The President knew, too, that when Robert McFarlane left the post of national-security assistant in December 1985, North would take over the plan for arms deliveries to Iran, which became formalized in an ``intelligence finding'' signed by the President on Jan. 17, 1986.
The President thus created a pocket covert action facility within the National Security Council to manage secret missions. What, then, was it that he did not know?
Presumably, he did not know the ingenious way that North arranged to advance his two assignments by linking them together. That is, a markup on weapons for Iran would be used to finance the contras. Reagan, had he known, might have enjoyed the irony of making Ayatollah Khomeini an ``angel'' for the contras.
Why did the President not know about the plan that he now calls ``seriously flawed''? Because the managers of secret projects know the importance of maintaining presidential ``deniability'' about impropriety. Presidents often state their wishes in general; others implement.
President Kennedy talked to his aides about ``getting rid of'' Premier Fidel Castro. There were at least eight Central Intelligence Agency conspiracies between 1961 and 1965 to assassinate the Cuban leader.
A decade later, the CIA's Richard Helms testified before a Senate investigating committee, ``I believe it was the policy at the time to try to get rid of Castro, and if killing him was one of the things to be done in this connection, that was within what was expected.... Any of us would have found it very difficult to discuss assassinations with the President of the United States. I believe we all had the feeling that we're hired to keep these things out of the Oval Office.''
Yet, the rigorous investigation turned up no Kennedy order for assassination, and all the late President's intimates testified that it was inconceivable that he would have wanted such a thing.

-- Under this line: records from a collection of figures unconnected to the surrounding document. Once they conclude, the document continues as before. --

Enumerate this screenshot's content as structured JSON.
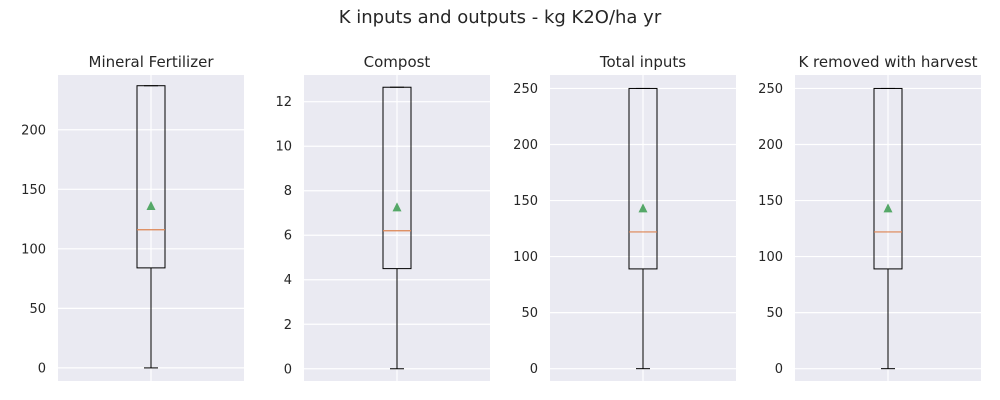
{
  "title": "K inputs and outputs - kg K2O/ha yr",
  "chart_data": [
    {
      "type": "box",
      "title": "Mineral Fertilizer",
      "ylim": [
        -11,
        246
      ],
      "yticks": [
        0,
        50,
        100,
        150,
        200
      ],
      "box": {
        "min": 0,
        "q1": 84,
        "median": 116,
        "mean": 136,
        "q3": 237,
        "max": 237
      }
    },
    {
      "type": "box",
      "title": "Compost",
      "ylim": [
        -0.55,
        13.2
      ],
      "yticks": [
        0,
        2,
        4,
        6,
        8,
        10,
        12
      ],
      "box": {
        "min": 0,
        "q1": 4.5,
        "median": 6.2,
        "mean": 7.25,
        "q3": 12.65,
        "max": 12.65
      }
    },
    {
      "type": "box",
      "title": "Total inputs",
      "ylim": [
        -11,
        262
      ],
      "yticks": [
        0,
        50,
        100,
        150,
        200,
        250
      ],
      "box": {
        "min": 0,
        "q1": 89,
        "median": 122,
        "mean": 143,
        "q3": 250,
        "max": 250
      }
    },
    {
      "type": "box",
      "title": "K removed with harvest",
      "ylim": [
        -11,
        262
      ],
      "yticks": [
        0,
        50,
        100,
        150,
        200,
        250
      ],
      "box": {
        "min": 0,
        "q1": 89,
        "median": 122,
        "mean": 143,
        "q3": 250,
        "max": 250
      }
    }
  ],
  "colors": {
    "axes_bg": "#eaeaf2",
    "grid": "#ffffff",
    "box": "#000000",
    "median": "#dd8452",
    "mean": "#55a868",
    "text": "#262626"
  }
}
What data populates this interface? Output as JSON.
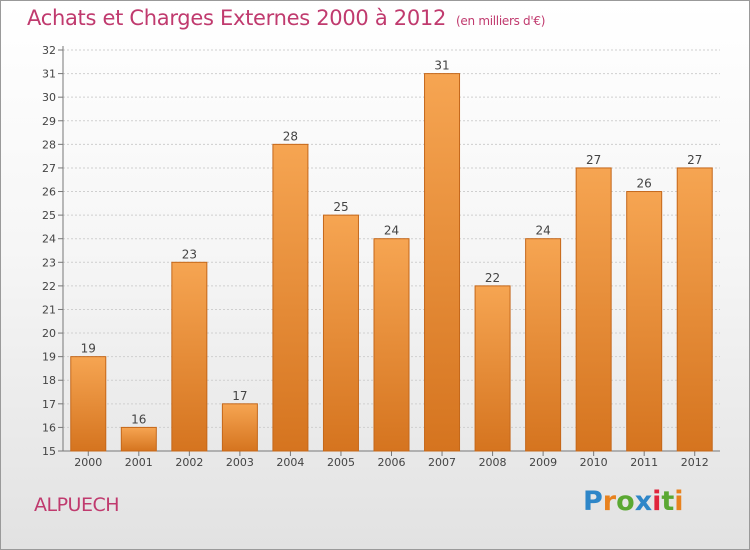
{
  "header": {
    "title": "Achats et Charges Externes 2000 à 2012",
    "subtitle": "(en milliers d'€)"
  },
  "footer": {
    "place": "ALPUECH",
    "logo_text": "Proxiti",
    "logo_colors": [
      "#2e86c8",
      "#e8821e",
      "#5aa832",
      "#2e86c8",
      "#e0243c",
      "#5aa832",
      "#e8821e"
    ]
  },
  "colors": {
    "title": "#c03a6e",
    "bar_top": "#f6a552",
    "bar_bottom": "#d5741f",
    "bar_border": "#c4671a",
    "grid": "#cfcfcf"
  },
  "chart_data": {
    "type": "bar",
    "categories": [
      "2000",
      "2001",
      "2002",
      "2003",
      "2004",
      "2005",
      "2006",
      "2007",
      "2008",
      "2009",
      "2010",
      "2011",
      "2012"
    ],
    "values": [
      19,
      16,
      23,
      17,
      28,
      25,
      24,
      31,
      22,
      24,
      27,
      26,
      27
    ],
    "title": "Achats et Charges Externes 2000 à 2012",
    "subtitle": "(en milliers d'€)",
    "xlabel": "",
    "ylabel": "",
    "ylim": [
      15,
      32
    ],
    "yticks": [
      15,
      16,
      17,
      18,
      19,
      20,
      21,
      22,
      23,
      24,
      25,
      26,
      27,
      28,
      29,
      30,
      31,
      32
    ],
    "grid": true,
    "data_labels": true
  }
}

Similarly, President Nixon, having raged about national-security leaks, professed not to know about the illegal wiretaps and break-ins employed by the ``White House Plumbers'' engaged to plug such leaks. And, having demanded ``total intelligence'' about the Democrats, he seemed surprised to learn about a break-in on Democratic headquarters in June of 1972.
Without seeking to press the analogy too far, it must be noted that Presidents Kennedy, Nixon, and Reagan shared an impatience with the cumbersome procedures of government and improvised their own machinery for direct action. Undoubtedly, all of them were convinced they were exercising some mystical ``inherent powers'' in the national-security interest.
There is something disingenuous about making Adm. John Poindexter and Colonel North walk the plank for the Iran-Nicaragua caper. What did President Reagan think would happen when he created a pocket CIA in the White House basement to evade the rules and sidestep the mandates of Congress?
Daniel Schorr, who wrote for The Christian Science Monitor from the Benelux countries more than three decades ago, is now senior news analyst at National Public Radio.